According to a new Gallup Survey, 2011 marks the third straight year that conservatives have outnumbered moderates, after more than a decade in which moderates mainly tied or outnumbered conservatives. The specific findings were these: 40 percent of Americans continue to describe their views as conservative, 35 percent as moderate, and 21 percent as liberal.
Some additional findings:
The percentage of Americans calling themselves “moderate” has gradually diminished in the U.S. since it was 43 percent in 1992.
The majority of Republicans say they are either very conservative or conservative, but the total proportion of conservatives grew 10 percentage points between 2002 and 2010, from 62 percent to 72 percent.
The percentage of Republicans who say they are moderates fell from 31 percent to 23 percent.
Relatively few Republicans say they are liberal — just 4 percent in 2011. Republicans’ ideology largely held at the 2010 levels in 2011.
As for Democrats, as recently as 2002, the solid plurality of Democrats were “moderate,” while smaller, but nearly equal, percentages called themselves “liberal” and “conservative.” From 2003 through 2007, however, the liberal share of the party grew to 38 percent, while the “moderate” and “conservative” percentages each diminished somewhat. As a result, from 2007 through 2011, the party has consisted of equal percentages of moderates and liberals, at about 38 percent to 40 percent, while about 20 percent have called themselves conservative. (The current figures are 39 percent liberal, 38 percent moderate, and 20 percent conservative.)
As for independents, who make up the largest political group in the country, they have been steadier ideologically than either major party group during the last decade. However, since 2008, the proportion describing themselves as moderate has declined slightly, from 46 percent to 41 percent, and the proportion who are conservative has increased slightly, from 30 percent to 35 percent.
Currently, the largest segment of independents (41 percent) describe their views as moderate, while significantly more identify as conservative than as liberal (35 percent vs. 20 percent).

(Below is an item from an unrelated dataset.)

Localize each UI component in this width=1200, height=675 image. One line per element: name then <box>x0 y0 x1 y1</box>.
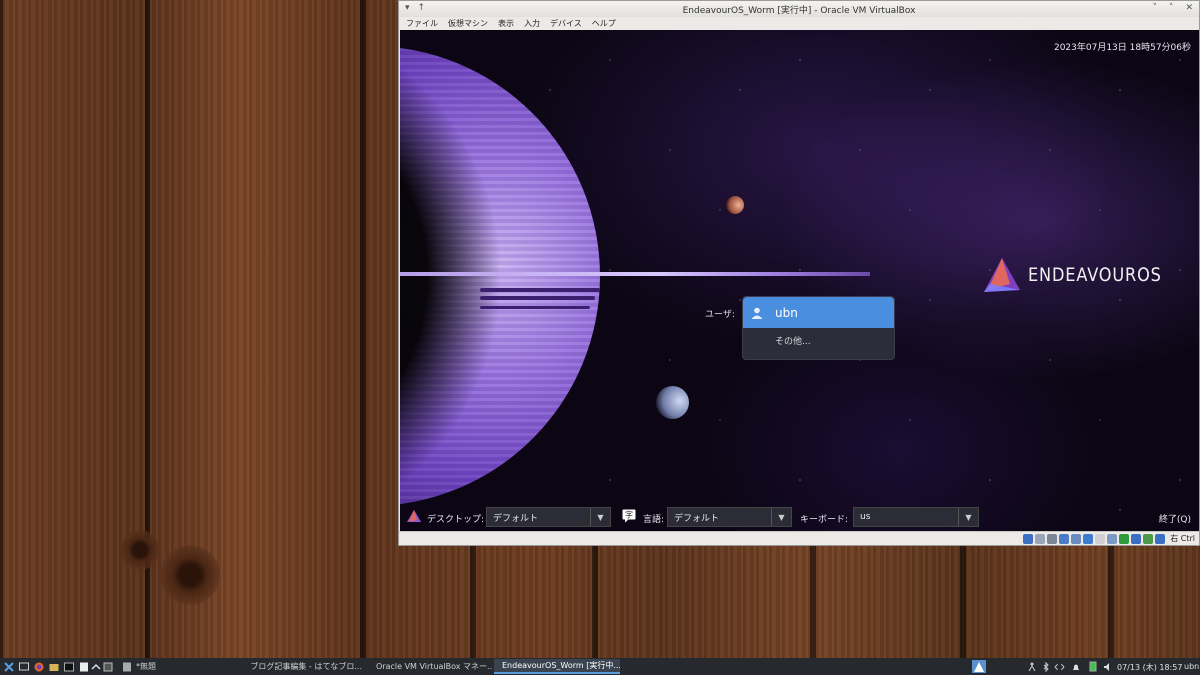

The bottom line for Gallup? “In recent years, conservatives have become the single largest [ideological] group, consistently outnumbering moderates since 2009 and outnumbering liberals by 2-to-1.”
All of which underscores the fact that conservatism, during the age of Obama, remains the dominant ideology in America.
It turns out there’s nothing like a liberal president to help the standing of conservatism.